Once we got a suitable set of corners, we now can start matching the points together between images to see which corners in image 1 correspond to which corners in image 2. The way we do this is by selecting a 40x40 window around each point, apply gaussian blur to make it a smaller 8x8 window, and essentially find the two corners in the other image with an 8x8 window that looks the most similar. Then we discard the ones that arent significantly more similar to its closest neighbor compared to their second closest neighbor. Doing this ensures points that don't have a good match are eliminated as they probably are outside of the overlapping range.

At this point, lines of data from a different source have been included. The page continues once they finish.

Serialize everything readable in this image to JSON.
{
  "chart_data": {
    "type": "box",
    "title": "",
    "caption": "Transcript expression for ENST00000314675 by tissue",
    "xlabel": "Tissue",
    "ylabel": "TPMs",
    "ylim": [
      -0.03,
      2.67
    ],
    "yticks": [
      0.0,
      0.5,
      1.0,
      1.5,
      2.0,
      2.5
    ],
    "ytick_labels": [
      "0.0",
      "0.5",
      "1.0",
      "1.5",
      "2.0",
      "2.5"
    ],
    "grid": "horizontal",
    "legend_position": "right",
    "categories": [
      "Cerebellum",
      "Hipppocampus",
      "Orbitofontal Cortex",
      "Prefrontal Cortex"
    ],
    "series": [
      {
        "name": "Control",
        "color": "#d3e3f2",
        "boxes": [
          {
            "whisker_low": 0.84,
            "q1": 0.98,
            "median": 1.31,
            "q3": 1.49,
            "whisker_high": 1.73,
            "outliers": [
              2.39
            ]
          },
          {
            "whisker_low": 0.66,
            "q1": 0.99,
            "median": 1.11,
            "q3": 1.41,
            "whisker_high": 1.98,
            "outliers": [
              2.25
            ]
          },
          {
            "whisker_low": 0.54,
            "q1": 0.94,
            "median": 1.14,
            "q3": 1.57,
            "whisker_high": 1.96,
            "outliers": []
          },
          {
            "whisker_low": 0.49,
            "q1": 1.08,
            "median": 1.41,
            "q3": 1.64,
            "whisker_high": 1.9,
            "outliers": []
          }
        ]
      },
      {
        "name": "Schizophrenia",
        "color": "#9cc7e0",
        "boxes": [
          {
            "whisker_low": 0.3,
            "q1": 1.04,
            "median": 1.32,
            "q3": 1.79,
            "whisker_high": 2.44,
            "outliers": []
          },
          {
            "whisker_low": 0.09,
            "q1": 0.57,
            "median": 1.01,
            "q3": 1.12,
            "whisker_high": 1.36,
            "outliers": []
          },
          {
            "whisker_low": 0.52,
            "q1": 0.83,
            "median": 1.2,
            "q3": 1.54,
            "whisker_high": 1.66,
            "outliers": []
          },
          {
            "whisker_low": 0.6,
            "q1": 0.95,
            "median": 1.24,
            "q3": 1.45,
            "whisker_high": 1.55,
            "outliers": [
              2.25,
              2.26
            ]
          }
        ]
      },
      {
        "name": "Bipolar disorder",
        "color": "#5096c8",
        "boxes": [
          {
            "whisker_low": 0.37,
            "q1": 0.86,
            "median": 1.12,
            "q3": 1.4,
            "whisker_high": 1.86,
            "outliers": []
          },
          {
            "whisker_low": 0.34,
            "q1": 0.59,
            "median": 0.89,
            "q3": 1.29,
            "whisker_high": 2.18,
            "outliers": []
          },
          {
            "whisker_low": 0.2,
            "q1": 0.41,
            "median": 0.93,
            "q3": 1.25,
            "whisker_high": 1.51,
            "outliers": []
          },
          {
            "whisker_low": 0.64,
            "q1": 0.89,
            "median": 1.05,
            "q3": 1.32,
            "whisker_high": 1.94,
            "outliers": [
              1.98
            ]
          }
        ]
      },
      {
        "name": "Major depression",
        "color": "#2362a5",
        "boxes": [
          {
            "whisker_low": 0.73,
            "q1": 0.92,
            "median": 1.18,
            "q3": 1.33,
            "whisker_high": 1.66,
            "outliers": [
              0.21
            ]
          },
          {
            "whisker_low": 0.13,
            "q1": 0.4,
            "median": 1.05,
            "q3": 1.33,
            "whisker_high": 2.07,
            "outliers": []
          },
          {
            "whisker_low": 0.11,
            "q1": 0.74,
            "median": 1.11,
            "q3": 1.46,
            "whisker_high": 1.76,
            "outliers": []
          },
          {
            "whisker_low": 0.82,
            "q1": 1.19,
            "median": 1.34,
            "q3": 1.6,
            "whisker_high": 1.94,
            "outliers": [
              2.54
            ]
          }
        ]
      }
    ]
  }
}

Here is what it looks like when we apply this procedure to match up the points:

Image 1

Left Image Points

Image 1

Right Image Points

Image 1

Left Correspondences

Image 1

Right Correspondences

RANSAC

However, there may still be some pesky little outliers remaining in our image. These would significantly affect the calculated homography because we calculate it using a least squares algorithm. Thus, we can eliminate these outliers through the following process: randomly subsample 4 points, use them to calculate a homography explicitly, then apply the homography to the remaining points and see if they are far off from the points they're supposed to be paired with, if they aren't label them as "inliers". Repeat this process a lot of times and find the homography with the largest number of inliers. This maximal set of inliers will be the final correspondences we can use to stitch together our homographies.

Image 1

Initial Left Correspondences

Image 1

Initial Right Correspondences

Image 1

Left with Outliers Removed via RANSAC

Image 1

Right with Outliers Removed via RANSAC

The rest of the procedure is identical to the manual case and we can generate some nice complex mosaics now without needing to manually add the points.

Image 1

Left View of Intersection

Image 1

Right View of Intersection

Image 1

Intersection Stitched Together

Here are some other images I stitched together automatically!

Houses view from Part A

Image 1

Houses Left View

Image 1

Houses Middle View

Image 1

Houses Right View

Image 1

Houses Stitched

Local herbs store

Image 1

Herb Store Left View

Image 1

Herb Store Middle View

Image 1

Herb Store Right View

Image 1

Herb Store Stitched

Berkeley Fire Department

Image 1

Fire Station View 1

Image 1

Fire Station View 2

Image 1

Fire Station View 3

Image 1

Fire Station View 4

Image 1

Fire Station View 5

Image 1

Fire Station Stitched

Takeaways

I think the biggest thing I learnt from this project is that I don't need to be worried about always implementing the most efficient solution from scratch. Sometimes it's better to get a basic version working and then iterating on it afterwards. I learnt this when doing the feature matching because I was stuck on designing a way to do the nearest neighbor searching efficiently without needing to gaussian blur it every time. Eventually I just implemented it and added caching with a dictionary and it worked just fine.